Vou estar comprometido com a perspectiva de que o significado intemporal aplicado e o significado

ocasional podem coincidir, o que é o mesmo que dizer que tanto pode ser verdade (i) que quando U

proferiu x, o significado de x inclui “*p” como (ii) que parte daquilo que U quis dizer quando

proferiu x era que *p, e no entanto pode ser falso que U tenha dito, entre outras coisas, que *p.
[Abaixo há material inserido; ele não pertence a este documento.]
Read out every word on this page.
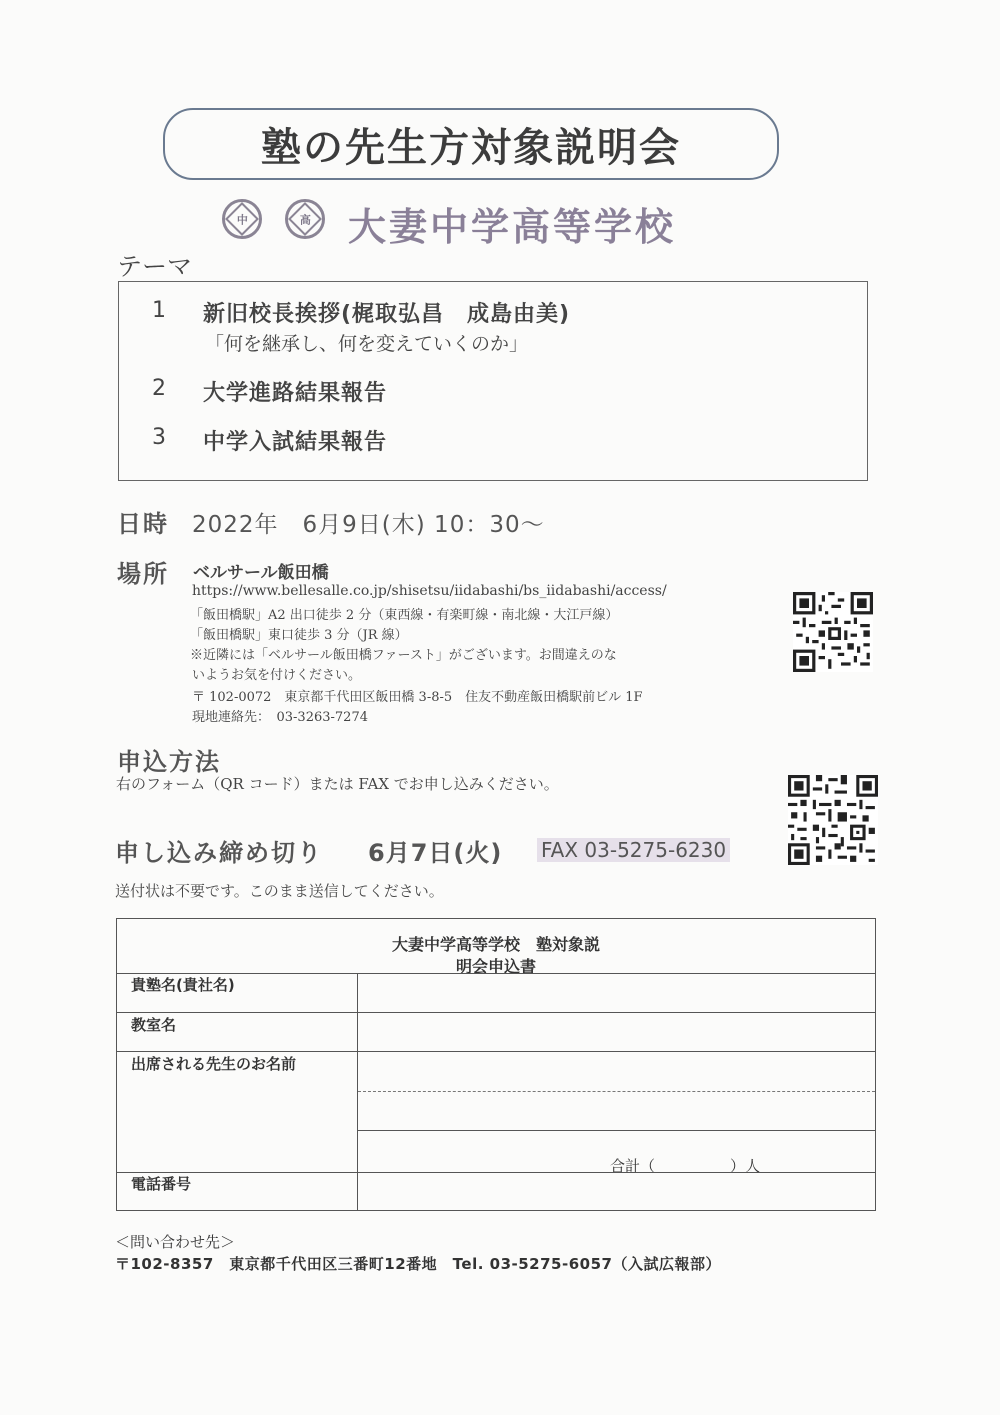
塾の先生方対象説明会
中	高 大妻中学高等学校
テーマ
1 新旧校長挨拶(梶取弘昌　成島由美)
「何を継承し、何を変えていくのか」
2 大学進路結果報告
3 中学入試結果報告
日時 2022年　6月9日(木) 10：30〜
場所 ベルサール飯田橋
https://www.bellesalle.co.jp/shisetsu/iidabashi/bs_iidabashi/access/
「飯田橋駅」A2 出口徒歩 2 分（東西線・有楽町線・南北線・大江戸線）
「飯田橋駅」東口徒歩 3 分（JR 線）
※近隣には「ベルサール飯田橋ファースト」がございます。お間違えのな
いようお気を付けください。
〒 102-0072　東京都千代田区飯田橋 3-8-5　住友不動産飯田橋駅前ビル 1F
現地連絡先：　03-3263-7274
申込方法
右のフォーム（QR コード）または FAX でお申し込みください。
申し込み締め切り 6月7日(火) FAX 03-5275-6230
送付状は不要です。このまま送信してください。
大妻中学高等学校　塾対象説
明会申込書
貴塾名(貴社名)
教室名
出席される先生のお名前
合計（　　　　　）人
電話番号
＜問い合わせ先＞
〒102-8357　東京都千代田区三番町12番地　Tel. 03-5275-6057（入試広報部）
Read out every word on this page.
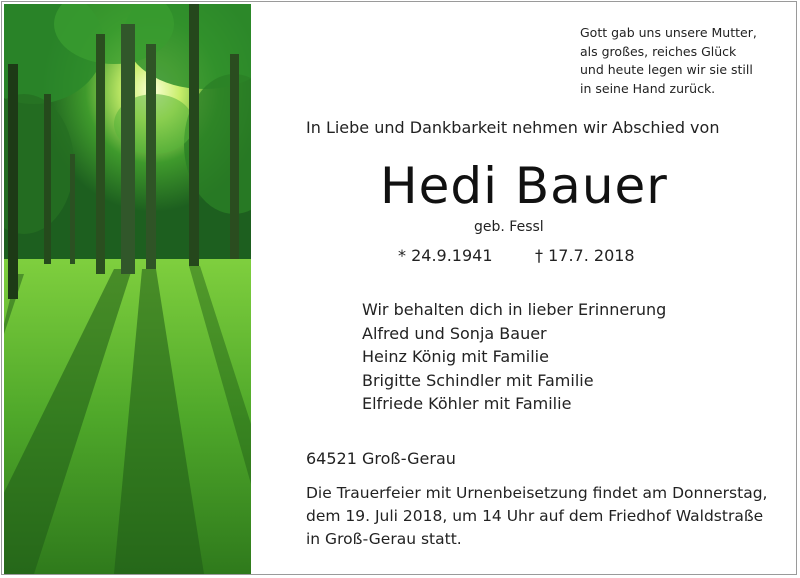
Gott gab uns unsere Mutter,
als großes, reiches Glück
und heute legen wir sie still
in seine Hand zurück.
In Liebe und Dankbarkeit nehmen wir Abschied von
Hedi Bauer
geb. Fessl
* 24.9.1941	† 17.7. 2018
Wir behalten dich in lieber Erinnerung
Alfred und Sonja Bauer
Heinz König mit Familie
Brigitte Schindler mit Familie
Elfriede Köhler mit Familie
64521 Groß-Gerau
Die Trauerfeier mit Urnenbeisetzung findet am Donnerstag,
dem 19. Juli 2018, um 14 Uhr auf dem Friedhof Waldstraße
in Groß-Gerau statt.
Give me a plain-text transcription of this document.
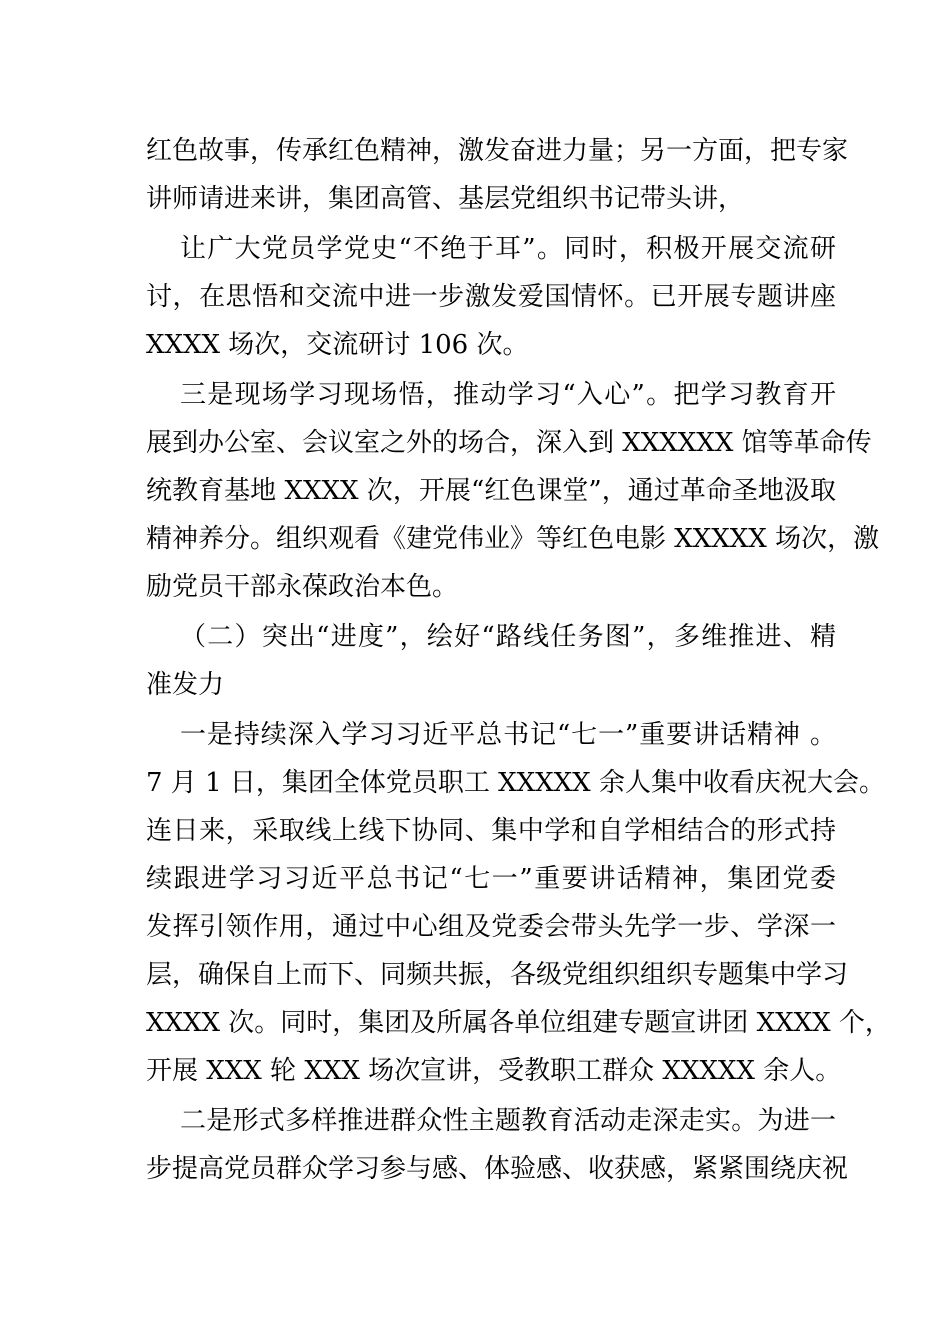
红色故事，传承红色精神，激发奋进力量；另一方面，把专家
讲师请进来讲，集团高管、基层党组织书记带头讲，
让广大党员学党史“不绝于耳”。同时，积极开展交流研
讨，在思悟和交流中进一步激发爱国情怀。已开展专题讲座
XXXX 场次，交流研讨 106 次。
三是现场学习现场悟，推动学习“入心”。把学习教育开
展到办公室、会议室之外的场合，深入到 XXXXXX 馆等革命传
统教育基地 XXXX 次，开展“红色课堂”，通过革命圣地汲取
精神养分。组织观看《建党伟业》等红色电影 XXXXX 场次，激
励党员干部永葆政治本色。
（二）突出“进度”，绘好“路线任务图”，多维推进、精
准发力
一是持续深入学习习近平总书记“七一”重要讲话精神 。
7 月 1 日，集团全体党员职工 XXXXX 余人集中收看庆祝大会。
连日来，采取线上线下协同、集中学和自学相结合的形式持
续跟进学习习近平总书记“七一”重要讲话精神，集团党委
发挥引领作用，通过中心组及党委会带头先学一步、学深一
层，确保自上而下、同频共振，各级党组织组织专题集中学习
XXXX 次。同时，集团及所属各单位组建专题宣讲团 XXXX 个，
开展 XXX 轮 XXX 场次宣讲，受教职工群众 XXXXX 余人。
二是形式多样推进群众性主题教育活动走深走实。为进一
步提高党员群众学习参与感、体验感、收获感，紧紧围绕庆祝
Gostaria de usar a expressão “quer-dizer [significa] convencionalmente que” de maneira a que a

realização das duas condições mencionadas, embora sendo insuficiente para a verdade de “U diz que

*p” será suficiente (e necessária) para a verdade de “U quer-dizer convencionalmente que *p”.76

(V) A distinção entre o aquilo que é dito e aquilo que se quer-dizer

convencionalmente cria a tarefa de se especificar as condições pelas quais aquilo que U

quis-dizer convencionalmente por meio de uma elocução também faz parte daquilo que U

disse. Grice espera conseguir isto ao tentar: (1) especificar condições que serão satisfeitas

apenas por uma série limitada de actos de fala, cujos membros serão assim caracterizados

como sendo fundamentais ou centrais; (2) estipular que ao proferir x, U terá dito que *p, se

(i) U Y-actuou que *p (U has Y-ed that *p), sendo que Y-actuar é um acto de fala central, e

(ii) x encarna um dispositivo convencional cujo significado é tal que a sua presença em x

indica que o seu locutor está a Y-actuar que *p; (3) definir, para cada membro Y da série

de actos de fala centrais, “U Y-actua que *p” nos termos do significado ocasional ou nos

termos de alguns elementos importantes que já fazem parte da definição de significado

ocasional.

75

GRICE, H. P. - op. cit. p. 121. 76

GRICE, H. P. - op. cit. p. 121.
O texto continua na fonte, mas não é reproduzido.